Most Americans oppose President Trump's decision to withdraw from the Paris climate agreement, with a majority saying the move will damage the United States' global leadership, according to a new Washington Post-ABC News poll.
Opposition to Trump's decision outpaces support for it by a roughly 2 to 1 margin, with 59 percent opposing the move and 28 percent in support. The reactions also break down sharply among partisan lines, though Republicans are not as united in support of the withdrawal as Democrats are in opposition of it. A 67 percent majority of Republicans support Trump's action, but that drops to 22 percent among political independents and 8 percent of Democrats. Just over 6 in 10 independents and 8 in 10 Democrats oppose Trump's action.
The survey also finds broad skepticism toward Trump's argument that leaving the Paris agreement will benefit the U.S. economy. While 32 percent of respondents say his action will help the nation's economy, 42 percent think it will hurt and 20 percent say it will make no difference. On a separate question, slightly more people surveyed say that exiting the climate accord will cost jobs, such as those in renewable energy, than it will create jobs in the coal, oil and gas sectors.
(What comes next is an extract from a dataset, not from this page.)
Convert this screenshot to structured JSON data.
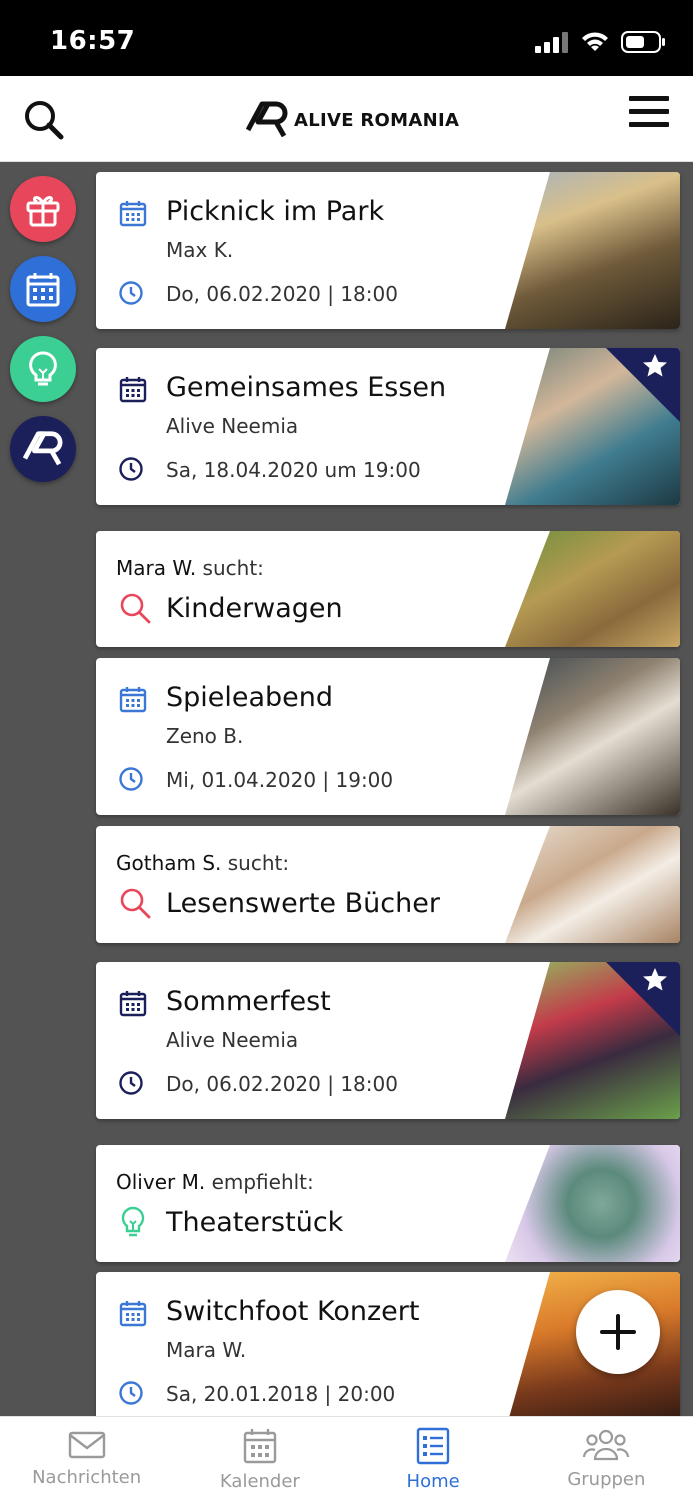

Trump's decision to exit the landmark Paris climate agreement — a pact signed by more than 190 countries around the world — faced widespread criticism last week from U.S. allies, major companies and mayors of numerous U.S. cities, all of whom underscored their commitment to what they called the necessary task of combating climate change. Trump argued that the nonbinding agreement imposed "draconian financial and economic burdens on our country," and predicted it would cost millions of jobs and trillions of dollars to the U.S. economy — a stance critics quickly noted did not consider the health benefits from cutting emissions and the potential economic benefits of investments in clean energy.
On Sunday, EPA director Scott Pruitt said the Paris agreement was "a bad deal for this country" in an interview with NBC's Meet The Press. "It's clear that the demerits, the efficacy both in environmental outcomes as well as the cost to us from a jobs perspective was a bad deal for this country," Pruitt said, arguing the U.S. has already accomplished a great deal in reducing its carbon footprint.
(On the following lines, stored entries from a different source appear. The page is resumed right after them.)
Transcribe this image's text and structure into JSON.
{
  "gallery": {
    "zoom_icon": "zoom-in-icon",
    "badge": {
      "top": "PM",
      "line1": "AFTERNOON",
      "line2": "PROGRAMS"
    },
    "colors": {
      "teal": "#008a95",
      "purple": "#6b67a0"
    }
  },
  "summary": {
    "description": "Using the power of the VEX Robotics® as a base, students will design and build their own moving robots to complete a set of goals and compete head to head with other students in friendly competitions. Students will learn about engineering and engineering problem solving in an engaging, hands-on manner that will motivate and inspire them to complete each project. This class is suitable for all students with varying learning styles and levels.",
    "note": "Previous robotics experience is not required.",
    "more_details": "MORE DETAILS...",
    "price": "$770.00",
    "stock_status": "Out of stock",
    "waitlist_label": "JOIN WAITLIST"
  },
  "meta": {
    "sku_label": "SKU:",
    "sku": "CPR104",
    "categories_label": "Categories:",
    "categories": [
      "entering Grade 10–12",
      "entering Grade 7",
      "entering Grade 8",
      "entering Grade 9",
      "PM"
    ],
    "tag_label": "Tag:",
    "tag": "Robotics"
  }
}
The Paris deal essentially represented a promise by countries to hold the planet's warming to "well below" 2 degrees Celsius above pre-industrial levels, and to aspire to a 1.5 degree limit if possible, in an effort to stave off the worst effects of global warming. Under the deal, countries would set their own targets - and their own approaches - for reducing their emissions, with the aim of increasing the ambition of their targets over time. The United States, for instance, had agreed to cut greenhouse gases by 26 percent to 28 percent below 2005 levels by 2025.
"Some day we may see this as the moment when we decided to save our planet," President Obama said last September, as he and Chinese President Xi Jinping formally joined the Paris climate accord, a move that compelled other countries to follow suit and led toward the landmark deal officially entering into force that fall. He added at the time, "History will judge today's efforts as pivotal."
With Trump's decision to withdraw from the Paris agreement, the United States is abandoning its role as a global leader in the fight against climate change, and instead joining only two other countries not participating in the accord: Syria, which is in mired in civil war, and Nicaragua, which refused to join because its leaders did not believe the Paris deal went far enough to combat global warming.
Beyond economic concerns, the Post-ABC poll finds 55 percent saying Trump's decision will hurt U.S. leadership in the world, while 18 percent think it will help. Another 23 percent expect no impact. Even supporters of Trump's action expressed mixed views on this question, with 48 percent saying Trump's action will boost U.S. leadership, while 48 percent think it will make no difference or will harm the nation's standing. Among those who oppose Trump's decision, 77 percent say it will hurt American leadership.
Republicans are largely optimistic about the economic benefits of leaving the climate agreement, with more than three-quarters saying Trump's decision will help the economy, and 73 percent saying it will create more jobs like those in traditional energy than cost jobs in the renewable energy sector.
Independents are much more pessimistic on these questions, with just over one-quarter (26 percent) saying that leaving the agreement will help the economy and 33 percent saying it will create more jobs than it costs. As expected, Democrats are even more critical, with clear majorities saying the agreement will cost jobs and hurt the economy.
More Americans expect leaving the agreement will have negative than positive consequences for international efforts to combat climate change and U.S. leadership more broadly.
The Post-ABC poll was conducted Friday to Sunday among a random national sample of 527 adults, including users of cellular and landline phones. The margin of sampling error for overall results is plus or minus five percentage points.